É possível decretar o divórcio na hipótese de falecimento de um dos cônjuges após a propositura da respectiva ação. Assim decidiu, de forma unânime, a Quarta Turma do Superior Tribunal de Justiça – STJ, no caso em que, ainda em vida e no próprio processo, foi manifestada a anuência com o pedido de separação.
A ação de divórcio cumulada com partilha de bens foi ajuizada por um marido contra a esposa, que morreu durante a tramitação do processo. Após o falecimento, o autor solicitou a extinção do processo sem resolução do mérito.
O juízo de primeiro grau decidiu pela habilitação dos herdeiros no processo e julgou procedente o pedido de divórcio póstumo. A decisão foi confirmada pelo Tribunal de Justiça do Maranhão – TJMA.

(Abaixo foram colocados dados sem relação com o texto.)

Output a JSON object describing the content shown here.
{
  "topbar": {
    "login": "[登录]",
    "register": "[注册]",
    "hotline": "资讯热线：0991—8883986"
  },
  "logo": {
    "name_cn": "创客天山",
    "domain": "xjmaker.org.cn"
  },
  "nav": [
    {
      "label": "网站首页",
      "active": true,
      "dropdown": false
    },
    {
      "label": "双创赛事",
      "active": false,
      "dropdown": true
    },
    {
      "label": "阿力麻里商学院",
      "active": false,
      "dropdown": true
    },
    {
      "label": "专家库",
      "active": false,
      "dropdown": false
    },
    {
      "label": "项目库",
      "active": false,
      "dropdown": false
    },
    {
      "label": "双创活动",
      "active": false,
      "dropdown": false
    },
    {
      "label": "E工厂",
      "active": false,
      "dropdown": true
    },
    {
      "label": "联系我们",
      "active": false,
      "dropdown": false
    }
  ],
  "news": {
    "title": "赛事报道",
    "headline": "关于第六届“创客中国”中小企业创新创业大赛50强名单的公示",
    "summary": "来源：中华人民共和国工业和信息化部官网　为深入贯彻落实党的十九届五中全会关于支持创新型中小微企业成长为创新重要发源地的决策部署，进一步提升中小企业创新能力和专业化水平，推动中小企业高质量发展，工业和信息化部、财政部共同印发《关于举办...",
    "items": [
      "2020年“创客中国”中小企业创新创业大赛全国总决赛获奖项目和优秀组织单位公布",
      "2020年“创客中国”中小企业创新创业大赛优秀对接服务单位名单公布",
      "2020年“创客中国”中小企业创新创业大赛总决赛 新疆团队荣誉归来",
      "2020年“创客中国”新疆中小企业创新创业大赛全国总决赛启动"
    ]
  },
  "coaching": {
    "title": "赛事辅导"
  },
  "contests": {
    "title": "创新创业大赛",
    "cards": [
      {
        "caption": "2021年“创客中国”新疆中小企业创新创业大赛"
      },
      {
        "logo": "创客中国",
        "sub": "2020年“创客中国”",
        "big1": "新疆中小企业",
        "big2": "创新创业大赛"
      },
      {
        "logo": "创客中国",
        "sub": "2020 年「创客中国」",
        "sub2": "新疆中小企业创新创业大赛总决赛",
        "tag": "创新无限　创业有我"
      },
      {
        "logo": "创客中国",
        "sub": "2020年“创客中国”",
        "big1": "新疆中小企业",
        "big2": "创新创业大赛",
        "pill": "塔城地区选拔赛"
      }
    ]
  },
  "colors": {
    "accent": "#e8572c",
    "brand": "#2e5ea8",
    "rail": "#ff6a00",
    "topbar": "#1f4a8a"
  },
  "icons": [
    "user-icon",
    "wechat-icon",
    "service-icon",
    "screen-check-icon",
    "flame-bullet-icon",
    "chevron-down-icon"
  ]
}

No recurso ao STJ, o autor da ação argumentou que o acórdão do TJMA violou uma série de dispositivos legais, pois a falecida esposa não tinha mais capacidade para ser parte no processo, motivo pelo qual deveria ter sido extinto. O homem defendeu ainda que, como a ação envolvia direito personalíssimo, a habilitação dos herdeiros não poderia ter sido deferida, pois isso só seria possível na hipótese de direitos transmissíveis.
Ao avaliar o caso, o ministro Antonio Carlos Ferreira, relator do recurso no STJ, considerou a Emenda Constitucional 66/2010, concebida pelo Instituto Brasileiro de Direito de Família – IBDFAM. Com a norma, o divórcio passou a ser um direito potestativo – ou formativo – dos cônjuges, cujo exercício decorre exclusivamente da vontade de um de seus titulares.

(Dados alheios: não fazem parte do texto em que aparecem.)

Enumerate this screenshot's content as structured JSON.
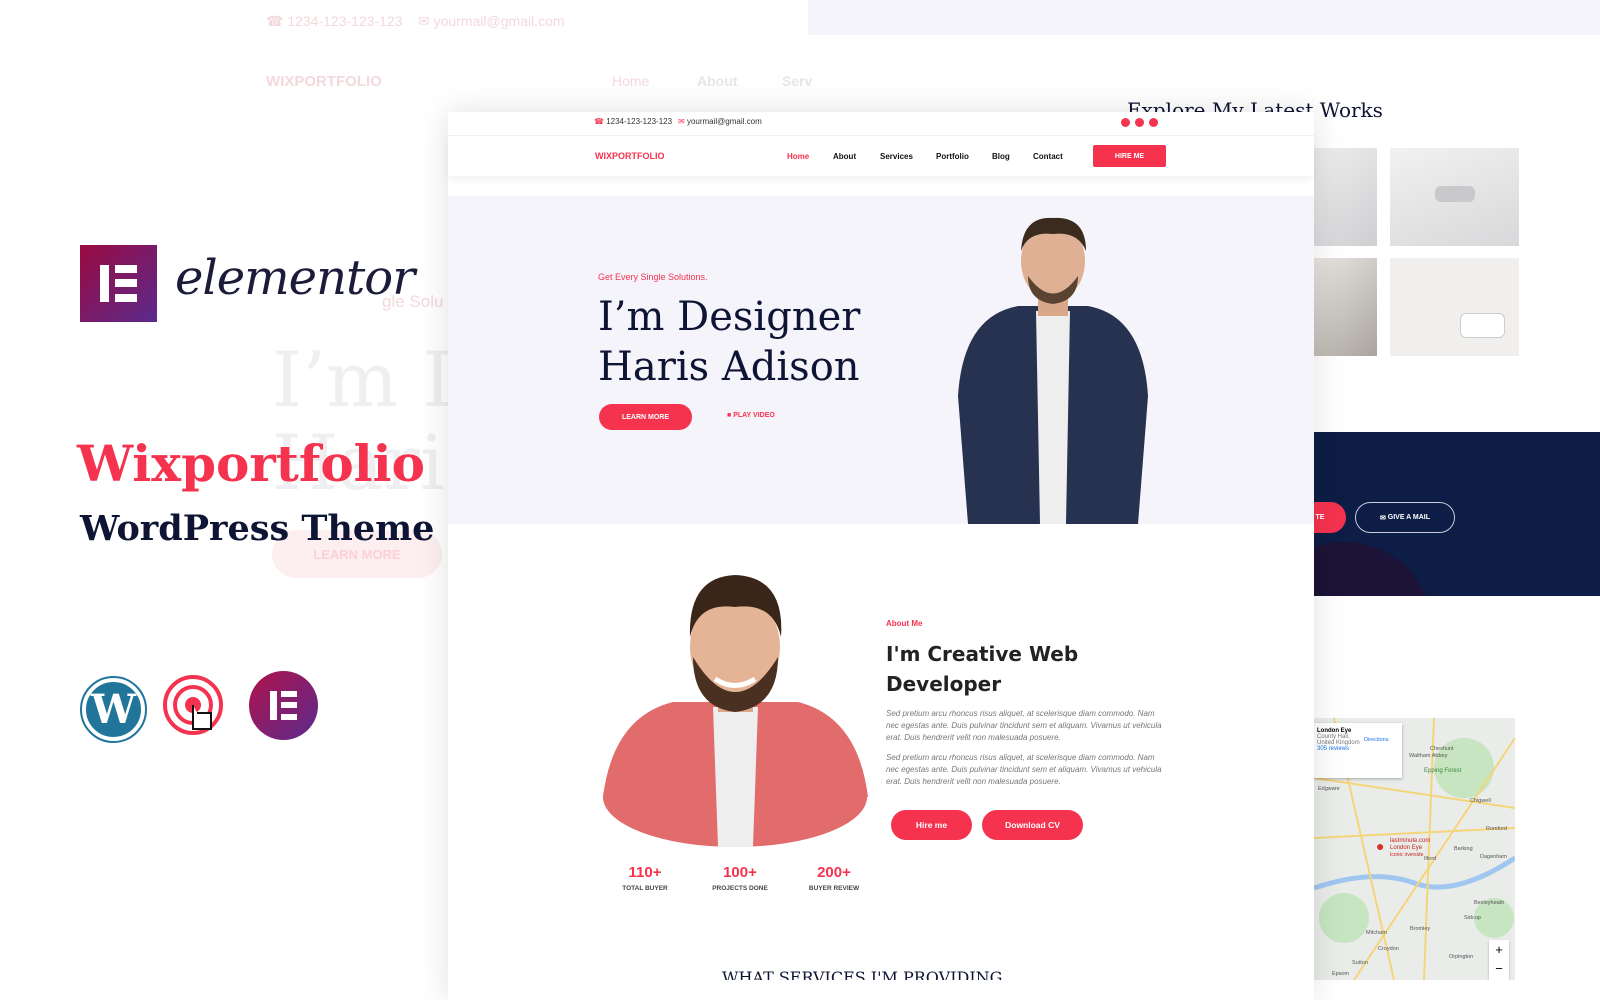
{
  "background": {
    "phone": "1234-123-123-123",
    "email": "yourmail@gmail.com",
    "brand": "WIXPORTFOLIO",
    "nav": [
      "Home",
      "About",
      "Serv"
    ],
    "tagline_partial": "gle Solu",
    "headline_partial_1": "I’m D",
    "headline_partial_2": "Haris",
    "button_partial": "LEARN MORE",
    "works_title": "Explore My Latest Works",
    "banner_button_partial": "TE",
    "banner_button_mail": "GIVE A MAIL",
    "services_title": "WHAT SERVICES I'M PROVIDING",
    "map": {
      "place": "London Eye",
      "address_1": "County Hall,",
      "address_2": "United Kingdom",
      "reviews": "305 reviews",
      "directions": "Directions",
      "pin_label_1": "lastminute.com",
      "pin_label_2": "London Eye",
      "pin_label_3": "Iconic riverside",
      "places": [
        "Cheshunt",
        "Waltham Abbey",
        "Epping",
        "Epping Forest",
        "Chigwell",
        "Edgware",
        "Ilford",
        "Barking",
        "Dagenham",
        "Romford",
        "Bexleyheath",
        "Sidcup",
        "Bromley",
        "Mitcham",
        "Croydon",
        "Orpington",
        "Sutton",
        "Epsom"
      ]
    }
  },
  "promo": {
    "logo_text": "elementor",
    "title": "Wixportfolio",
    "subtitle": "WordPress Theme",
    "icons": [
      "wordpress-icon",
      "touch-icon",
      "elementor-icon"
    ]
  },
  "mockup": {
    "topbar": {
      "phone": "1234-123-123-123",
      "email": "yourmail@gmail.com",
      "social": [
        "instagram-icon",
        "twitter-icon",
        "youtube-icon"
      ]
    },
    "nav": {
      "brand": "WIXPORTFOLIO",
      "items": [
        "Home",
        "About",
        "Services",
        "Portfolio",
        "Blog",
        "Contact"
      ],
      "active": "Home",
      "cta": "HIRE ME"
    },
    "hero": {
      "tagline": "Get Every Single Solutions.",
      "line1": "I’m Designer",
      "line2": "Haris Adison",
      "learn_more": "LEARN MORE",
      "play_video": "PLAY VIDEO"
    },
    "about": {
      "label": "About Me",
      "title_1": "I'm Creative Web",
      "title_2": "Developer",
      "para_1": "Sed pretium arcu rhoncus risus aliquet, at scelerisque diam commodo. Nam nec egestas ante. Duis pulvinar tincidunt sem et aliquam. Vivamus ut vehicula erat. Duis hendrerit velit non malesuada posuere.",
      "para_2": "Sed pretium arcu rhoncus risus aliquet, at scelerisque diam commodo. Nam nec egestas ante. Duis pulvinar tincidunt sem et aliquam. Vivamus ut vehicula erat. Duis hendrerit velit non malesuada posuere.",
      "hire": "Hire me",
      "download": "Download CV",
      "stats": [
        {
          "value": "110+",
          "label": "TOTAL BUYER"
        },
        {
          "value": "100+",
          "label": "PROJECTS DONE"
        },
        {
          "value": "200+",
          "label": "BUYER REVIEW"
        }
      ]
    }
  },
  "colors": {
    "accent": "#f5334f",
    "navy": "#0e1433",
    "hero_bg": "#f5f4fb",
    "banner": "#0d1d45"
  }
}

O relator reconheceu que, no caso em análise, embora a esposa não tenha sido a autora da ação, ela manifestou claramente sua concordância com o pedido e ainda requereu o julgamento antecipado do mérito quanto ao divórcio. Segundo ele, a sentença que dissolveria o vínculo matrimonial só não foi proferida enquanto a mulher ainda estava viva devido a "vicissitudes próprias dos processos judiciais", mas o direito chegou a ser exercido tanto pelo autor, que iniciou a ação, quanto por parte da ré, que concordou com o divórcio.
"Cuida-se, em verdade, de reconhecer e validar a vontade do titular do direito mesmo após sua morte, conferindo especial atenção ao desejo de ver dissolvido o vínculo matrimonial. Aliás, o respeito à vontade da pessoa proclamada em vida tem norteado a jurisprudência desta Corte em casos que envolvem matéria sucessória, e com muito mais razão deve orientar o olhar sobre questões de estado, cujo conteúdo alcança diretamente a dignidade do cônjuge", afirmou.

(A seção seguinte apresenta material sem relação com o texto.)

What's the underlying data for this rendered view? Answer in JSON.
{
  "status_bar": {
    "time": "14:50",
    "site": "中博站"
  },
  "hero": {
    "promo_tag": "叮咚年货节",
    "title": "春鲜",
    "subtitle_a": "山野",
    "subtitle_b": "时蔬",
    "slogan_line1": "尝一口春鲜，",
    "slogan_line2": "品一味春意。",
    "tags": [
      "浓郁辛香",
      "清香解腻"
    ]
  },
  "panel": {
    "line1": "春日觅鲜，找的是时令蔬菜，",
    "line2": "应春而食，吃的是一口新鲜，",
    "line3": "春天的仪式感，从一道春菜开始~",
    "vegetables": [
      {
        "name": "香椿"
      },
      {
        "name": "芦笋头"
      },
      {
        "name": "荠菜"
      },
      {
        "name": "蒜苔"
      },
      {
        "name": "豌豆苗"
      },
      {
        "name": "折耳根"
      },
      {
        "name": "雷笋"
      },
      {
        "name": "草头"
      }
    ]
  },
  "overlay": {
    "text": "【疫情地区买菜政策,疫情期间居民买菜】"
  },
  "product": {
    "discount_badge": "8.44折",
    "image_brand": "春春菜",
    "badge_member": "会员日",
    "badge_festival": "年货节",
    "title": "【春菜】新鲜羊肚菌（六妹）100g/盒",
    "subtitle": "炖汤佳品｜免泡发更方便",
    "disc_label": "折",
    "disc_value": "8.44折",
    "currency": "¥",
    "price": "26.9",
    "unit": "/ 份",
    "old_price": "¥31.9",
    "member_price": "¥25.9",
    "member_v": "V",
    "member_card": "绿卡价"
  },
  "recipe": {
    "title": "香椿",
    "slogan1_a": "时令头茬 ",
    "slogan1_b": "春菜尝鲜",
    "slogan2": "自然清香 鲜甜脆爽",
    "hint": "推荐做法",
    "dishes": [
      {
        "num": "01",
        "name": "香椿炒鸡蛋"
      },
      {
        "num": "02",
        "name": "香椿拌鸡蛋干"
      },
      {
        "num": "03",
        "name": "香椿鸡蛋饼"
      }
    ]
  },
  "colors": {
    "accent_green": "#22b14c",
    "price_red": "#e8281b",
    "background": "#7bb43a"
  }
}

O relator também citou precedentes do STJ que reconheceram a legitimidade dos herdeiros para figurarem no polo passivo de ação de reconhecimento e dissolução de sociedade de fato, pois o resultado do processo pode afetar o seu patrimônio; e também a possibilidade de dissolução póstuma da sociedade de fato (união estável).
"Assim, considerando a similitude entre as situações expostas nos julgados – legitimidade dos herdeiros e reconhecimento póstumo da dissolução da sociedade de fato – e o contexto fático ora em julgamento, não se pode conferir à questão solução diversa daquela que vem sendo reconhecida por esta Corte", concluiu o magistrado.
O número do processo não é divulgado em razão de segredo de Justiça.
Manifestação da vontade
Presidente nacional do IBDFAM, o advogado Rodrigo da Cunha Pereira lembra que o único requisito para o divórcio, após a EC 66/2010, é a vontade das partes. “Assim, se elas já haviam se manifestado neste sentido, a vontade do falecido deve ser respeitada.”
De acordo com o especialista, sendo real a separação de fato, não existem razões para o status de viúvo do sobrevivente.
“Por analogia à já prevista adoção post mortem, o divórcio post mortem poderá ser decretado, em processo judicial preexistente à morte de uma ou de ambas as partes”, afirma Rodrigo da Cunha.
O advogado destaca ainda que a possibilidade do divórcio post mortem está entre as inovações previstas no anteprojeto do Código Civil, em análise no Congresso Nacional. Conforme a redação proposta do artigo 1.571: “a sociedade conjugal e a sociedade convivencial terminam: (...) § 4º O falecimento de um dos cônjuges ou de um dos conviventes, depois da propositura da ação de divórcio ou de dissolução da união estável, não enseja a extinção do processo, podendo os herdeiros prosseguir com a demanda, retroagindo os efeitos da sentença à data estabelecida na sentença como aquela do final do convívio”.